Due to its important role in manipulating the hand, loss of elbow function can impair many activities of daily living leading to diminished quality of life. Although total elbow arthroplasty (TEA) has been successfully used for the treatment of relatively inactive patients with rheumatoid arthritis, implant survival has been limited when used for treatment of osteoarthritis or trauma. Like the knee, the axis of rotation of the elbow shifts in both position and orientation during flexion. This makes the use of a fixed-hinge device unacceptable for TEA. Early fixed hinge TEA systems, although inherently stabile, suffered from early loosening because of increased forces induced at the cement by this unnatural constraint. Compared to the knee, stability of the natural elbow depends to a greater degree on the conforming bony anatomy and to a lesser degree on the soft tissue structures. For this reason, it has been difficult to design a TEA system that relies purely on joint resurfacing for patients with compromised soft tissue function. As will be discussed in this chapter, modern implants are generally based on two types of designs: (1) resurfacing type implants, (2) linked hinge devices that depend on a “sloppy hinge” design to allow some degree of joint laxity.

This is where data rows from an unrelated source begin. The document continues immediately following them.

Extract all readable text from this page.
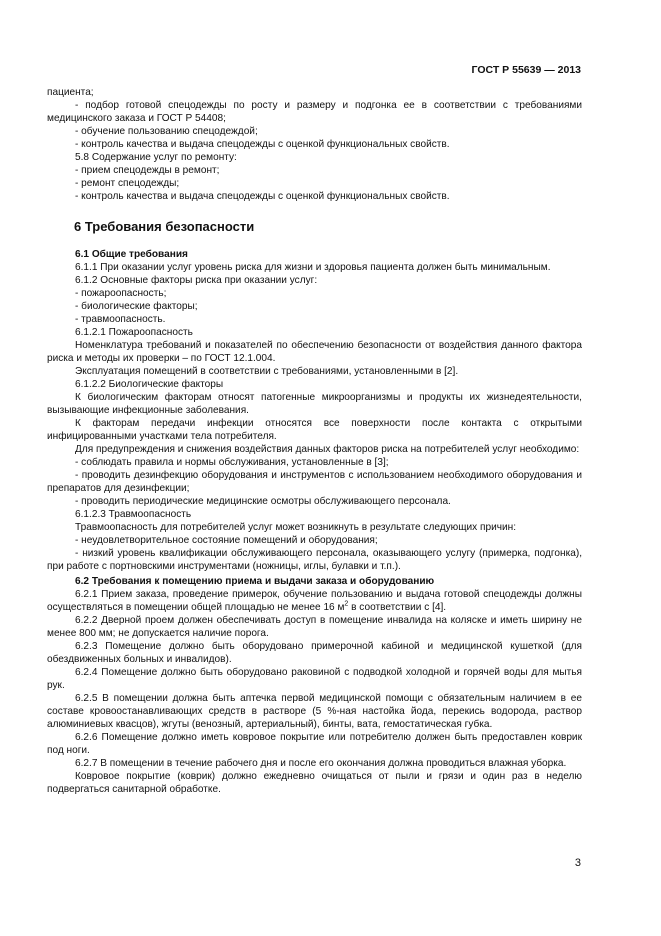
ГОСТ Р 55639 — 2013

пациента;

- подбор готовой спецодежды по росту и размеру и подгонка ее в соответствии с требованиями медицинского заказа и ГОСТ Р 54408;

- обучение пользованию спецодеждой;

- контроль качества и выдача спецодежды с оценкой функциональных свойств.

5.8 Содержание услуг по ремонту:

- прием спецодежды в ремонт;

- ремонт спецодежды;

- контроль качества и выдача спецодежды с оценкой функциональных свойств.

6 Требования безопасности

6.1 Общие требования

6.1.1 При оказании услуг уровень риска для жизни и здоровья пациента должен быть минимальным.

6.1.2 Основные факторы риска при оказании услуг:

- пожароопасность;

- биологические факторы;

- травмоопасность.

6.1.2.1 Пожароопасность

Номенклатура требований и показателей по обеспечению безопасности от воздействия данного фактора риска и методы их проверки – по ГОСТ 12.1.004.

Эксплуатация помещений в соответствии с требованиями, установленными в [2].

6.1.2.2 Биологические факторы

К биологическим факторам относят патогенные микроорганизмы и продукты их жизнедеятельности, вызывающие инфекционные заболевания.

К факторам передачи инфекции относятся все поверхности после контакта с открытыми инфицированными участками тела потребителя.

Для предупреждения и снижения воздействия данных факторов риска на потребителей услуг необходимо:

- соблюдать правила и нормы обслуживания, установленные в [3];

- проводить дезинфекцию оборудования и инструментов с использованием необходимого оборудования и препаратов для дезинфекции;

- проводить периодические медицинские осмотры обслуживающего персонала.

6.1.2.3 Травмоопасность

Травмоопасность для потребителей услуг может возникнуть в результате следующих причин:

- неудовлетворительное состояние помещений и оборудования;

- низкий уровень квалификации обслуживающего персонала, оказывающего услугу (примерка, подгонка), при работе с портновскими инструментами (ножницы, иглы, булавки и т.п.).

6.2 Требования к помещению приема и выдачи заказа и оборудованию

6.2.1 Прием заказа, проведение примерок, обучение пользованию и выдача готовой спецодежды должны осуществляться в помещении общей площадью не менее 16 $м^2$ в соответствии с [4].

6.2.2 Дверной проем должен обеспечивать доступ в помещение инвалида на коляске и иметь ширину не менее 800 мм; не допускается наличие порога.

6.2.3 Помещение должно быть оборудовано примерочной кабиной и медицинской кушеткой (для обездвиженных больных и инвалидов).

6.2.4 Помещение должно быть оборудовано раковиной с подводкой холодной и горячей воды для мытья рук.

6.2.5 В помещении должна быть аптечка первой медицинской помощи с обязательным наличием в ее составе кровоостанавливающих средств в растворе (5 %-ная настойка йода, перекись водорода, раствор алюминиевых квасцов), жгуты (венозный, артериальный), бинты, вата, гемостатическая губка.

6.2.6 Помещение должно иметь ковровое покрытие или потребителю должен быть предоставлен коврик под ноги.

6.2.7 В помещении в течение рабочего дня и после его окончания должна проводиться влажная уборка.

Ковровое покрытие (коврик) должно ежедневно очищаться от пыли и грязи и один раз в неделю подвергаться санитарной обработке.

3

Both types of design rely on a metal on UHMWPE bearing couple for function. As TEA designs have improved, so has the survival of the devices. This has led to the usage of TEA for increased indications rather than as a salvage procedure. According to National Inpatient Survey, the number of primary TEA procedures performed has increased 2.5-fold between 1993 and 2006. However, as the longevity of TEA has increased, UHMWPE wear and osteolysis have become an increased concern. In this chapter, we will review the basic anatomy of the elbow joint, address contemporary and historic designs as well as design related issues for TEA.